General filters
The General filters relate to the regions and reads in the read mappings that should be considered, and the amount of evidence the user wants to require for a variant to be called (figure 29.8):
Figure 29.8: General filters. The values shown are those that are default for Fixed Ploidy Variant detection.
Note on the use of the Low Frequency Variant Detection tool with Whole Genome Sequencing data: The default settings for the Low Frequency Variant Detection tool are optimized for targeted resequencing protocols, and NOT whole genome sequencing (e.g. cancer gene panels) where it is not uncommon to have modest coverage for most part of the mapping, and abnormal areas (typically repeats around the centromeres) with very high coverage. Looking for low frequency variants in high coverage areas will exhaust the machine memory because there will be many low frequency variants due to some reads originating from near identical repeat sequences or simple sequencing errors.In order to run the tool on WGS data the parameter Ignore positions with coverage above should be adjusted to a lower number (typically 1000).
Reference masking
The 'Reference masking' filters allow the user to only perform variant calling (including error model estimation) in specific regions. In addition to selecting an annotation track, there are two parameters to specify:
- Ignore positions with coverage above: All positions with coverage above this value will be ignored when inspecting the read mapping for variants. The option is highly useful in cases where you have a read mapping which has areas of extremely high coverage as are areas around centromeres in whole genome sequencing applications for example.
- Restrict calling to target regions: Only positions in the regions specified will be inspected for variants. However, note that insertions situated directly to the right of a target region will also be included in the variant track because their reference allele is included inside the target.
Read filters
The Read filters determine which reads (or regions) should be considered when calling the variants.- Ignore broken pairs: When ticked, reads from broken pairs are ignored. Broken pairs may arise for a number of reasons, one being erroneous mapping of the reads. In general, variants based on broken pair reads are likely to be less reliable, so ignoring them may reduce the number of spurious variants called. However, broken pairs may also arise for biological reasons (e.g. due to structural variants) and if they are ignored some true variants may go undetected.
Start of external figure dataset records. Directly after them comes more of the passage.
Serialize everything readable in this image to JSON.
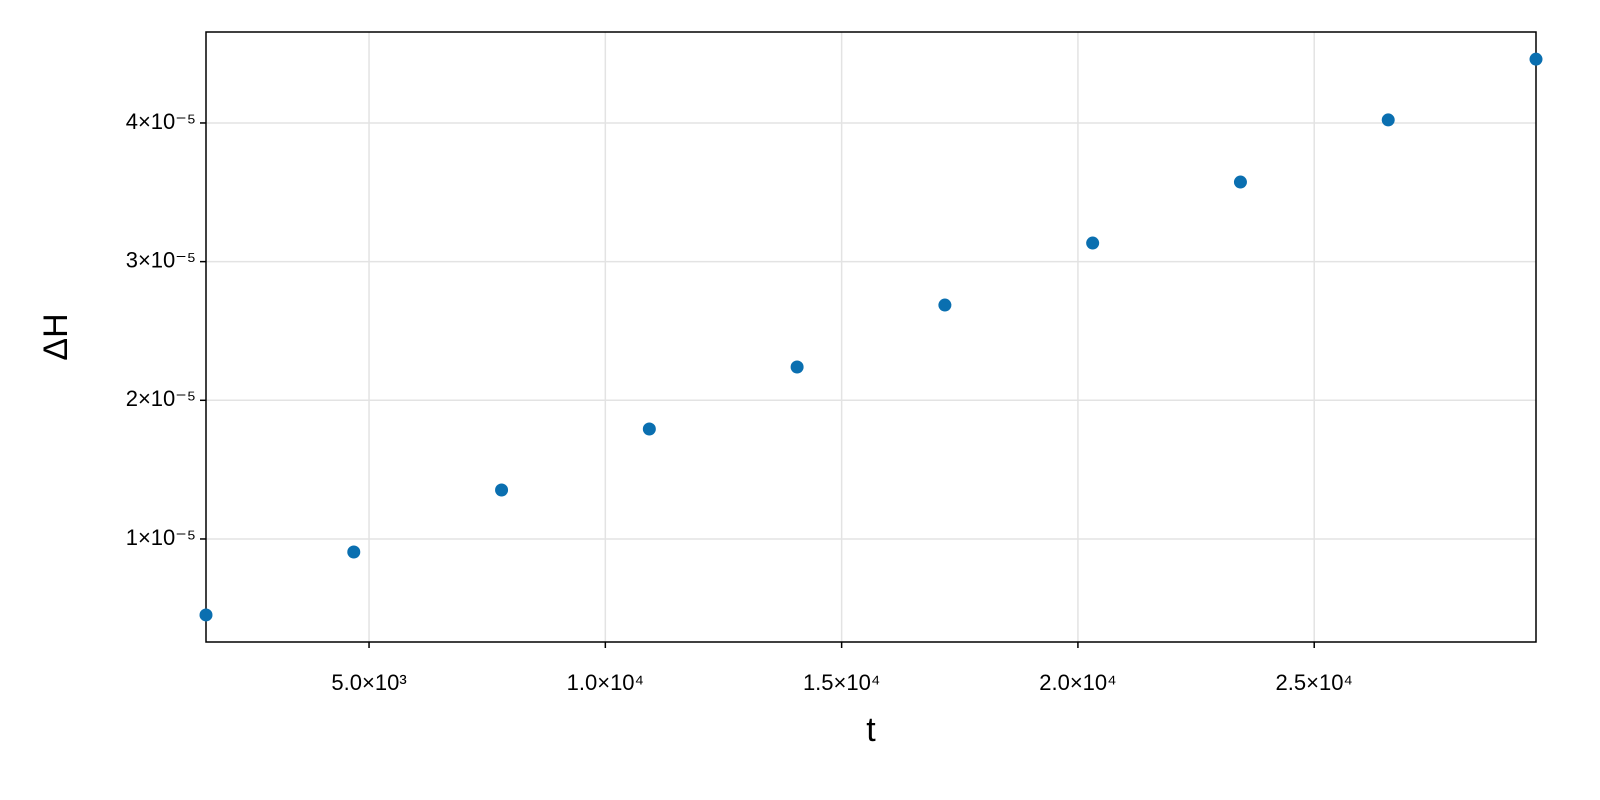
{
  "chart_data": {
    "type": "scatter",
    "x_label": "t",
    "y_label": "ΔH",
    "x": [
      1550,
      4677,
      7804,
      10931,
      14058,
      17185,
      20312,
      23439,
      26566,
      29693
    ],
    "series": [
      {
        "color": "#0a6fb0",
        "values": [
          4.52e-06,
          9.06e-06,
          1.353e-05,
          1.793e-05,
          2.24e-05,
          2.687e-05,
          3.134e-05,
          3.574e-05,
          4.022e-05,
          4.46e-05
        ]
      }
    ],
    "xlim": [
      1550,
      29693
    ],
    "ylim": [
      2.57e-06,
      4.656e-05
    ],
    "xticks": [
      {
        "value": 5000,
        "label": "5.0×10³"
      },
      {
        "value": 10000,
        "label": "1.0×10⁴"
      },
      {
        "value": 15000,
        "label": "1.5×10⁴"
      },
      {
        "value": 20000,
        "label": "2.0×10⁴"
      },
      {
        "value": 25000,
        "label": "2.5×10⁴"
      }
    ],
    "yticks": [
      {
        "value": 1e-05,
        "label": "1×10⁻⁵"
      },
      {
        "value": 2e-05,
        "label": "2×10⁻⁵"
      },
      {
        "value": 3e-05,
        "label": "3×10⁻⁵"
      },
      {
        "value": 4e-05,
        "label": "4×10⁻⁵"
      }
    ],
    "grid": true
  }
}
Please note that ignored broken pair reads will not be considered for any non-specific match filters.
- Non-specific match filter: Non-specific matches are likely to come from repeat region whose exact mapping location is uncertain. In general, variants based on non-specific matches are likely to be less reliable. However, as there are regions in the genome that are entirely perfect repeats, ignoring non-specific matches may have the effect that true variants go undetected in these regions.
There are three options for specifying to which 'extent' the non-specific matches should be ignored:
- 'No': they are not ignored.
- 'Reads': they are ignored.
- 'Region': when this option is chosen no variants are called in regions covered by at least one non-specific match. In this case, the minimum length of reads that are allowed to trigger this effect has to be stated, as really short reads will usually be non-specific even if they do not stem from repeat regions.
Coverage and count filters
These filters specify absolute requirements for the variants to be called. Note that suitable values for these filters are highly dependent on the coverage in the sample being analyzed:- Minimum coverage: Only variants in regions covered by at least this many reads are called.
- Minimum count: Only variants that are present in at least this many reads are called.
- Minimum frequency: Only variants that are present at least at the specified frequency (calculated as 'count'/'coverage') are called.